There was a landmark article in the New England Journal of Medicine by Jerome Hoffman in 2000 that looked at 34,000 patients to develop a rule set for clinical clearance of the cervical spine. The absence of the following criteria place the patient into a low probability of injury and did not require imaging:
- the absence of tenderness at the posterior midline of the cervical spine
- the absence of a focal neurologic deficit
- a normal level of alertness
- no evidence of intoxication
- absence of clinically apparent pain that might distract the patient from the pain of a cervical-spine injury
If the above patients did not require any form of imaging, then those same patients would not require spinal immobilization.
The topic of reviewing and reconsidering how we handle prehospital spinal immobilization is rising and there are several recent articles challenging the status quo.
In the March edition of JEMS, there was an article entitled “Research Suggests Time for Change in Prehospital Spinal Immobilization“. EMSWorld has the following articles: “Evidence Against Backboards“, and “Does Spinal Immobilization Help Patients“.

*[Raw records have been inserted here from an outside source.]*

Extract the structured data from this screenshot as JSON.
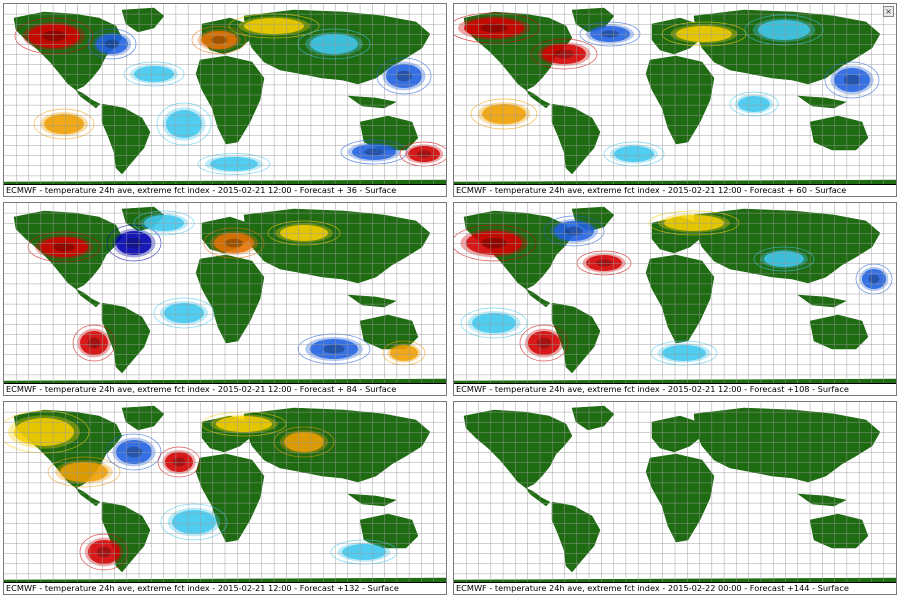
{
  "panels": [
    {
      "caption": "ECMWF - temperature 24h ave, extreme fct index - 2015-02-21 12:00 - Forecast + 36 - Surface",
      "has_anomaly": true
    },
    {
      "caption": "ECMWF - temperature 24h ave, extreme fct index - 2015-02-21 12:00 - Forecast + 60 - Surface",
      "has_anomaly": true
    },
    {
      "caption": "ECMWF - temperature 24h ave, extreme fct index - 2015-02-21 12:00 - Forecast + 84 - Surface",
      "has_anomaly": true
    },
    {
      "caption": "ECMWF - temperature 24h ave, extreme fct index - 2015-02-21 12:00 - Forecast +108 - Surface",
      "has_anomaly": true
    },
    {
      "caption": "ECMWF - temperature 24h ave, extreme fct index - 2015-02-21 12:00 - Forecast +132 - Surface",
      "has_anomaly": true
    },
    {
      "caption": "ECMWF - temperature 24h ave, extreme fct index - 2015-02-22 00:00 - Forecast +144 - Surface",
      "has_anomaly": false
    }
  ],
  "colors": {
    "land": "#1e6b12",
    "grid": "#9a9a9a",
    "warm_light": "#f0a000",
    "warm_mid": "#e87000",
    "warm_strong": "#d40000",
    "cold_light": "#40c8f0",
    "cold_mid": "#2060e0",
    "cold_strong": "#0000b0",
    "yellow": "#f8d000"
  }
}
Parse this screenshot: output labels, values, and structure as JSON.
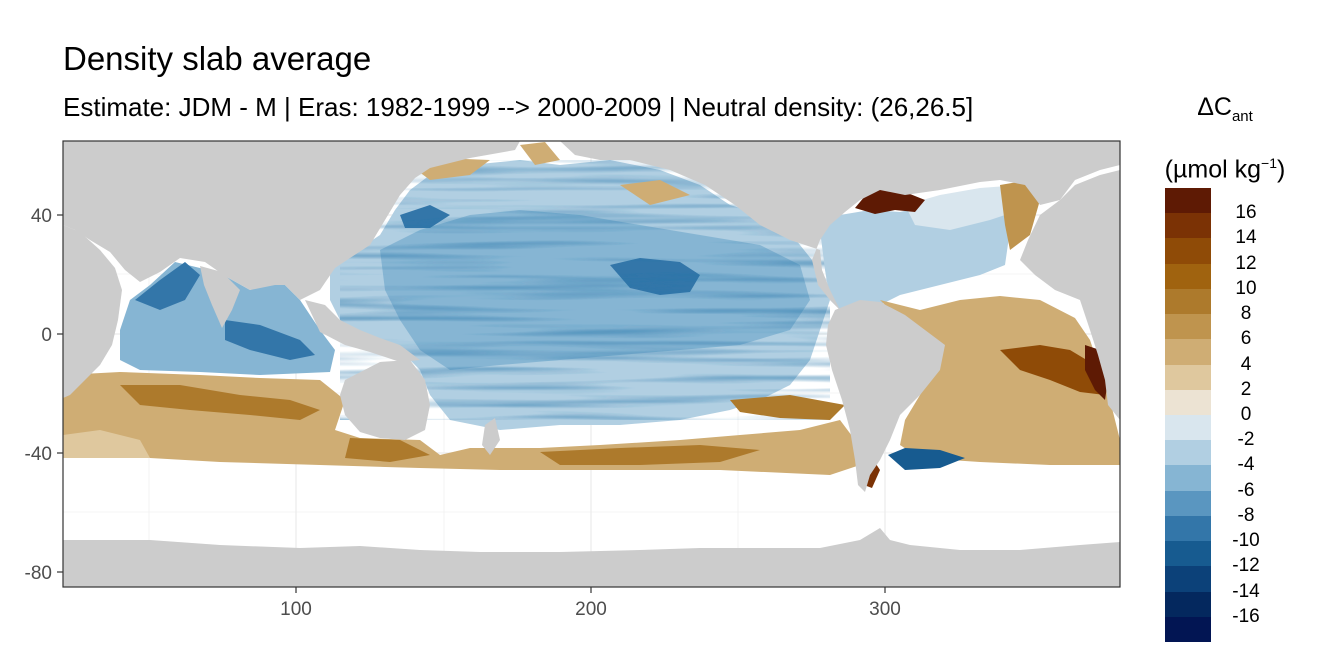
{
  "title": "Density slab average",
  "subtitle": "Estimate: JDM - M | Eras: 1982-1999 --> 2000-2009 | Neutral density: (26,26.5]",
  "legend": {
    "title_line1": "ΔC",
    "title_line1_sub": "ant",
    "title_line2_pre": "(µmol kg",
    "title_line2_sup": "−1",
    "title_line2_post": ")",
    "labels": [
      "16",
      "14",
      "12",
      "10",
      "8",
      "6",
      "4",
      "2",
      "0",
      "-2",
      "-4",
      "-6",
      "-8",
      "-10",
      "-12",
      "-14",
      "-16"
    ],
    "colors": [
      "#5e1a04",
      "#7b3205",
      "#8f4b07",
      "#a0630f",
      "#ad7a2c",
      "#bf944e",
      "#cfad74",
      "#dfc89e",
      "#ece3d3",
      "#d9e6ee",
      "#b1cfe2",
      "#86b5d3",
      "#5a96c0",
      "#3376a9",
      "#175b90",
      "#0c4179",
      "#04285e",
      "#021553"
    ]
  },
  "map": {
    "x_ticks": [
      "100",
      "200",
      "300"
    ],
    "y_ticks": [
      "40",
      "0",
      "-40",
      "-80"
    ],
    "land_color": "#cccccc",
    "ocean_missing_color": "#ffffff"
  }
}
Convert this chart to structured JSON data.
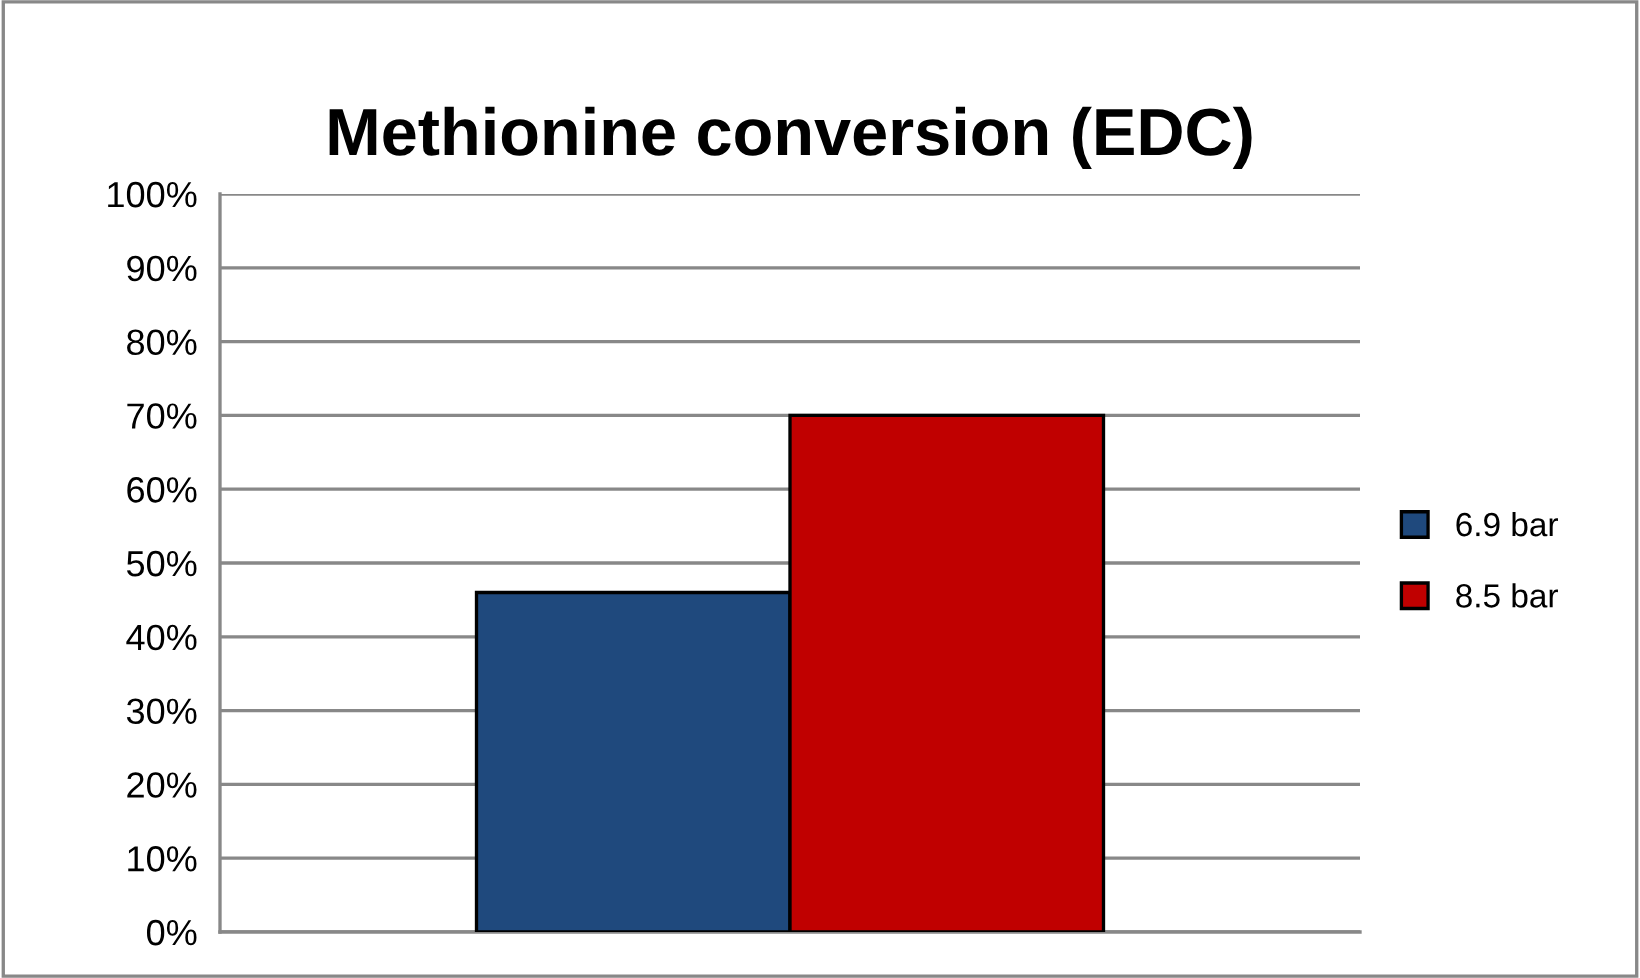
{
  "chart_data": {
    "type": "bar",
    "title": "Methionine conversion (EDC)",
    "categories": [
      null
    ],
    "series": [
      {
        "name": "6.9 bar",
        "color": "#1f497d",
        "values": [
          46
        ]
      },
      {
        "name": "8.5 bar",
        "color": "#c00000",
        "values": [
          70
        ]
      }
    ],
    "ylim": [
      0,
      100
    ],
    "yticks": [
      {
        "value": 0,
        "label": "0%"
      },
      {
        "value": 10,
        "label": "10%"
      },
      {
        "value": 20,
        "label": "20%"
      },
      {
        "value": 30,
        "label": "30%"
      },
      {
        "value": 40,
        "label": "40%"
      },
      {
        "value": 50,
        "label": "50%"
      },
      {
        "value": 60,
        "label": "60%"
      },
      {
        "value": 70,
        "label": "70%"
      },
      {
        "value": 80,
        "label": "80%"
      },
      {
        "value": 90,
        "label": "90%"
      },
      {
        "value": 100,
        "label": "100%"
      }
    ],
    "grid": "y",
    "legend": "right"
  }
}
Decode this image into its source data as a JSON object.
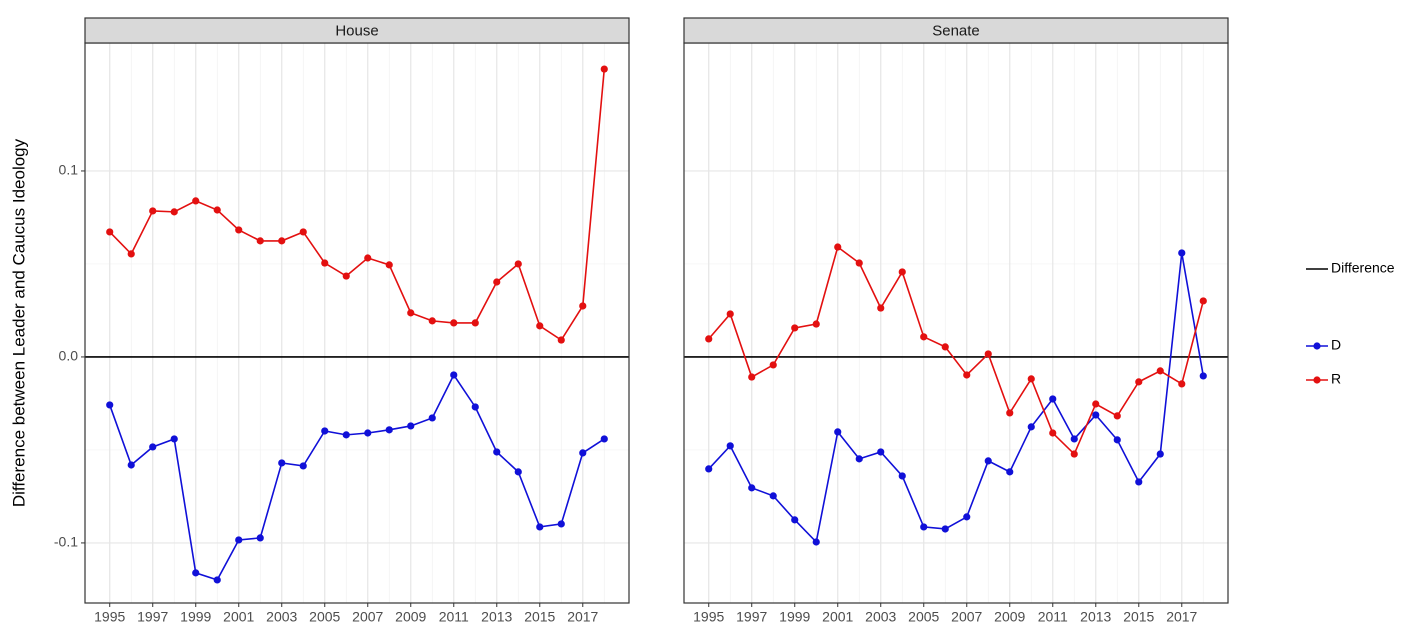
{
  "chart_data": [
    {
      "type": "line",
      "title": "House",
      "y_label": "Difference between Leader and Caucus Ideology",
      "x": [
        1995,
        1996,
        1997,
        1998,
        1999,
        2000,
        2001,
        2002,
        2003,
        2004,
        2005,
        2006,
        2007,
        2008,
        2009,
        2010,
        2011,
        2012,
        2013,
        2014,
        2015,
        2016,
        2017,
        2018
      ],
      "series": [
        {
          "name": "D",
          "color": "#1010d8",
          "values": [
            -0.0258,
            -0.0581,
            -0.0484,
            -0.0441,
            -0.1161,
            -0.1199,
            -0.0984,
            -0.0973,
            -0.057,
            -0.0586,
            -0.0398,
            -0.0419,
            -0.0409,
            -0.0392,
            -0.0371,
            -0.0328,
            -0.0097,
            -0.0269,
            -0.0511,
            -0.0618,
            -0.0914,
            -0.0898,
            -0.0516,
            -0.0441
          ]
        },
        {
          "name": "R",
          "color": "#e31010",
          "values": [
            0.0672,
            0.0554,
            0.0785,
            0.078,
            0.0839,
            0.079,
            0.0683,
            0.0624,
            0.0624,
            0.0672,
            0.0505,
            0.0435,
            0.0532,
            0.0495,
            0.0237,
            0.0194,
            0.0183,
            0.0183,
            0.0403,
            0.05,
            0.0167,
            0.0091,
            0.0274,
            0.1548
          ]
        }
      ],
      "reference_line": {
        "name": "Difference",
        "value": 0,
        "color": "#000000"
      },
      "xlim": [
        1993.85,
        2019.15
      ],
      "xticks": [
        1995,
        1997,
        1999,
        2001,
        2003,
        2005,
        2007,
        2009,
        2011,
        2013,
        2015,
        2017
      ],
      "ylim": [
        -0.1323,
        0.1688
      ],
      "yticks": [
        -0.1,
        {
          "value": 0,
          "label": "0.0"
        },
        0.1
      ],
      "grid": true
    },
    {
      "type": "line",
      "title": "Senate",
      "x": [
        1995,
        1996,
        1997,
        1998,
        1999,
        2000,
        2001,
        2002,
        2003,
        2004,
        2005,
        2006,
        2007,
        2008,
        2009,
        2010,
        2011,
        2012,
        2013,
        2014,
        2015,
        2016,
        2017,
        2018
      ],
      "series": [
        {
          "color": "#1010d8",
          "values": [
            -0.0602,
            -0.0478,
            -0.0704,
            -0.0747,
            -0.0876,
            -0.0995,
            -0.0403,
            -0.0548,
            -0.0511,
            -0.064,
            -0.0914,
            -0.0925,
            -0.086,
            -0.0559,
            -0.0618,
            -0.0376,
            -0.0226,
            -0.0441,
            -0.0312,
            -0.0446,
            -0.0672,
            -0.0522,
            0.0559,
            -0.0102
          ]
        },
        {
          "color": "#e31010",
          "values": [
            0.0097,
            0.0231,
            -0.0108,
            -0.0043,
            0.0156,
            0.0177,
            0.0591,
            0.0505,
            0.0263,
            0.0457,
            0.0108,
            0.0054,
            -0.0097,
            0.0016,
            -0.0301,
            -0.0118,
            -0.0409,
            -0.0522,
            -0.0253,
            -0.0317,
            -0.0134,
            -0.0075,
            -0.0145,
            0.0301
          ]
        }
      ],
      "reference_line": {
        "value": 0,
        "color": "#000000"
      },
      "xlim": [
        1993.85,
        2019.15
      ],
      "xticks": [
        1995,
        1997,
        1999,
        2001,
        2003,
        2005,
        2007,
        2009,
        2011,
        2013,
        2015,
        2017
      ],
      "ylim": [
        -0.1323,
        0.1688
      ],
      "yticks": [
        -0.1,
        {
          "value": 0,
          "label": "0.0"
        },
        0.1
      ],
      "grid": true
    }
  ]
}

According to Dr. Bledsoe’s review of the literature, he states that there is no evidence that backboards immobilize the spine, backboards can cause pain, make airway management more difficult, impair respirations, and place the patient at risk of aspiration. Additionally, there is no evidence that backboards improve patient outcomes. Dr. Bledsoe is similarly critical of cervical collar usage.
- The application of NEXUS or Canadian C-Spine criteria to prehospital patients can identify those that do not need a C-collar.
- Understand that there is no significant evidence that the use of backboards improves patient outcomes, and we should work to reduce their usage.